Generalized hypergeometric functions and Appell functions appear in the evaluation of the so-called Watson integrals which characterize the simplest possible lattice walks. They are also potentially useful for the solution of more complicated restricted lattice walk problems, and the 3D Ising model; see Barber and Ninham (1970, pp. 147–148).

§16.24(ii) Loop Integrals in Feynman Diagrams

Appell functions are used for the evaluation of one-loop integrals in Feynman diagrams. See Cabral-Rosetti and Sanchis-Lozano (2000).

For an extension to two-loop integrals see Moch et al. (2002).
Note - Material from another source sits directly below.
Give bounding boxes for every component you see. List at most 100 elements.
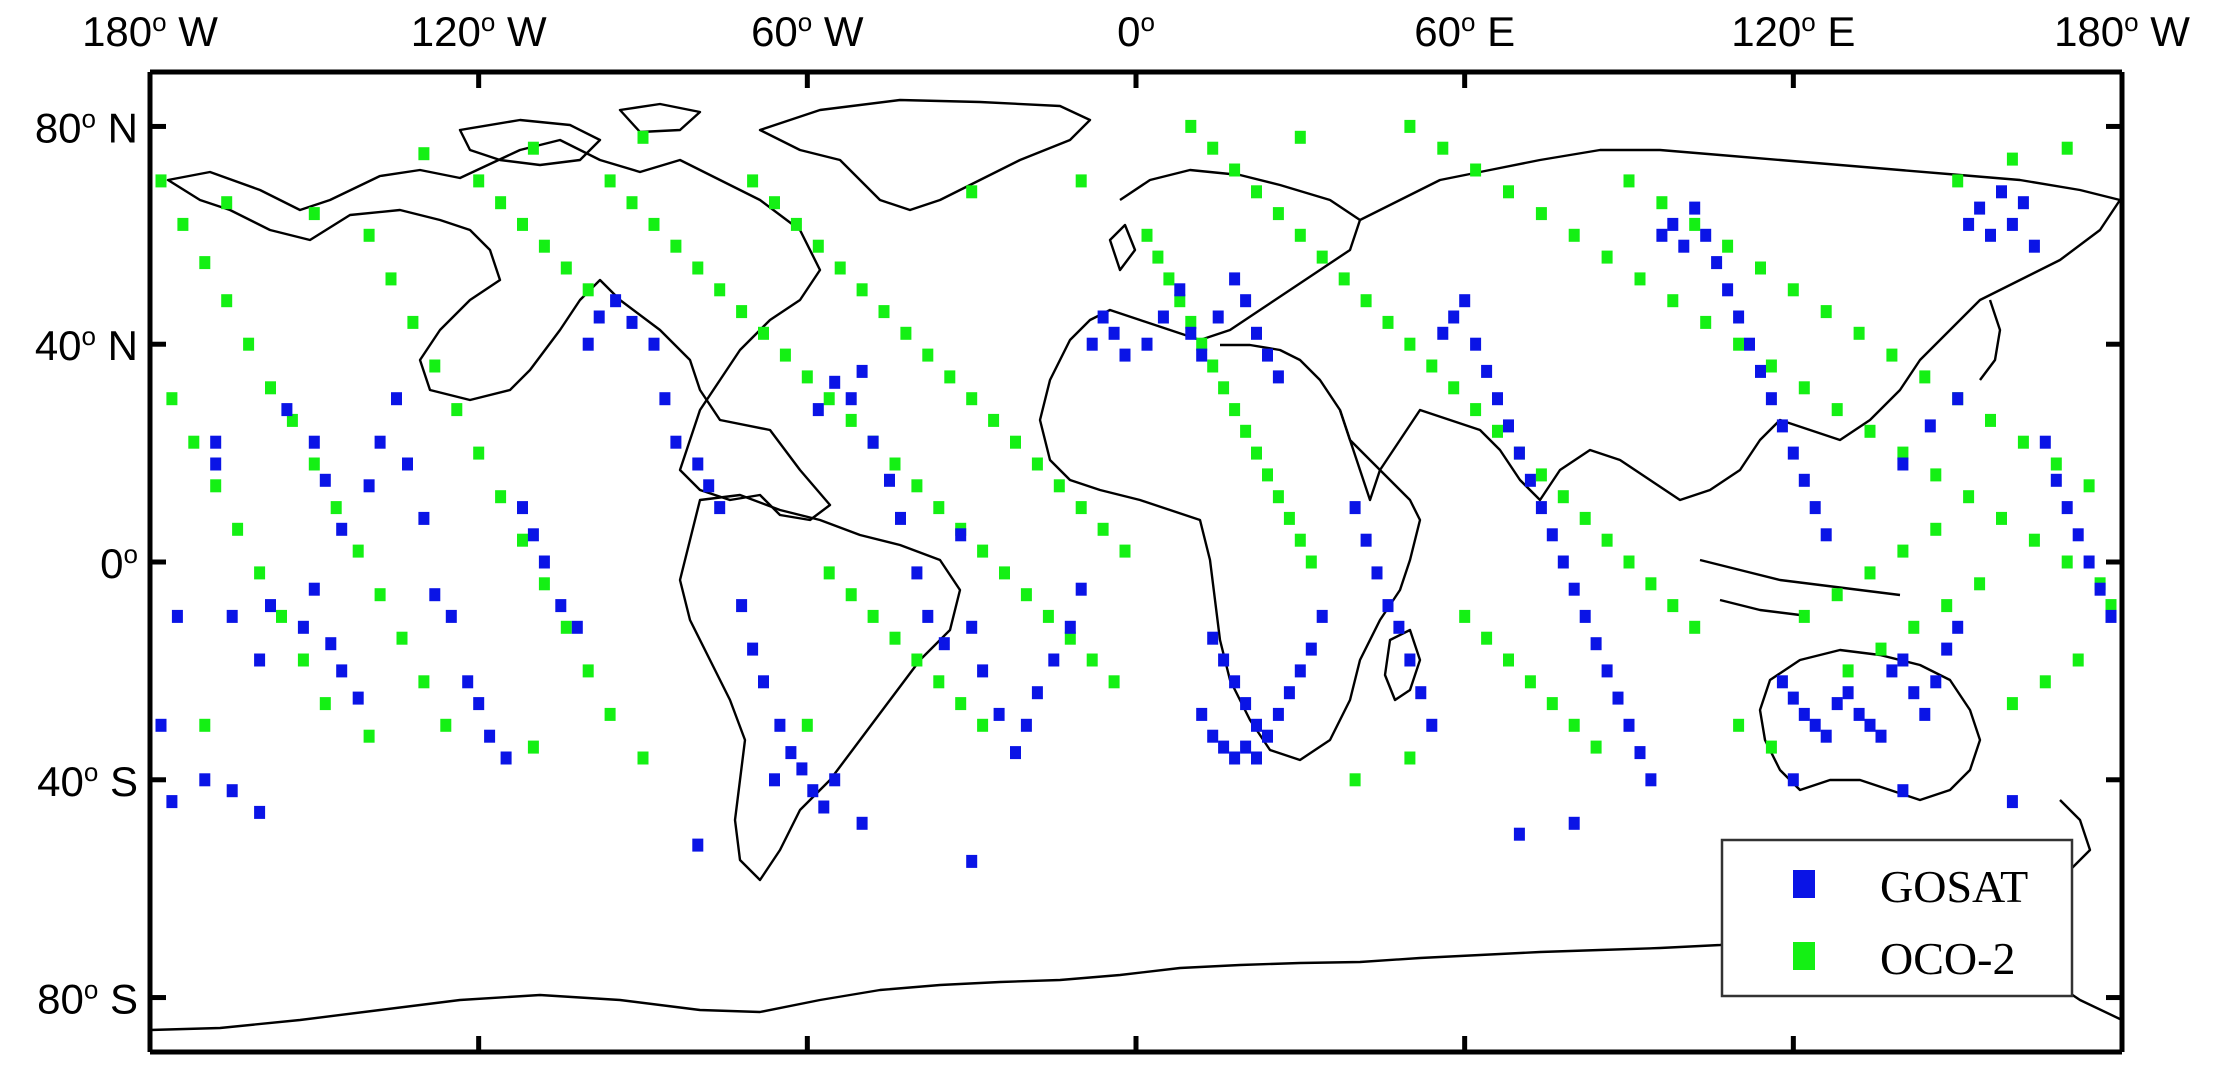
latitude-tick-labels: 80o N 40o N 0o 40o S 80o S [35, 103, 138, 1022]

§16.24(iii) \mathit{3j}, \mathit{6j}, and \mathit{9j} Symbols

The \mathit{3j} symbols, or Clebsch–Gordan coefficients, play an important role in the decomposition of reducible representations of the rotation group into irreducible representations. They can be expressed as {{}_{3}F_{2}} functions with unit argument. The coefficients of transformations between different coupling schemes of three angular momenta are related to the Wigner \mathit{6j} symbols. These are balanced {{}_{4}F_{3}} functions with unit argument. Lastly, special cases of the \mathit{9j} symbols are {{}_{5}F_{4}} functions with unit argument. For further information see Chapter 34 and Varshalovich et al. (1988, §§8.2.5, 8.8, and 9.2.3).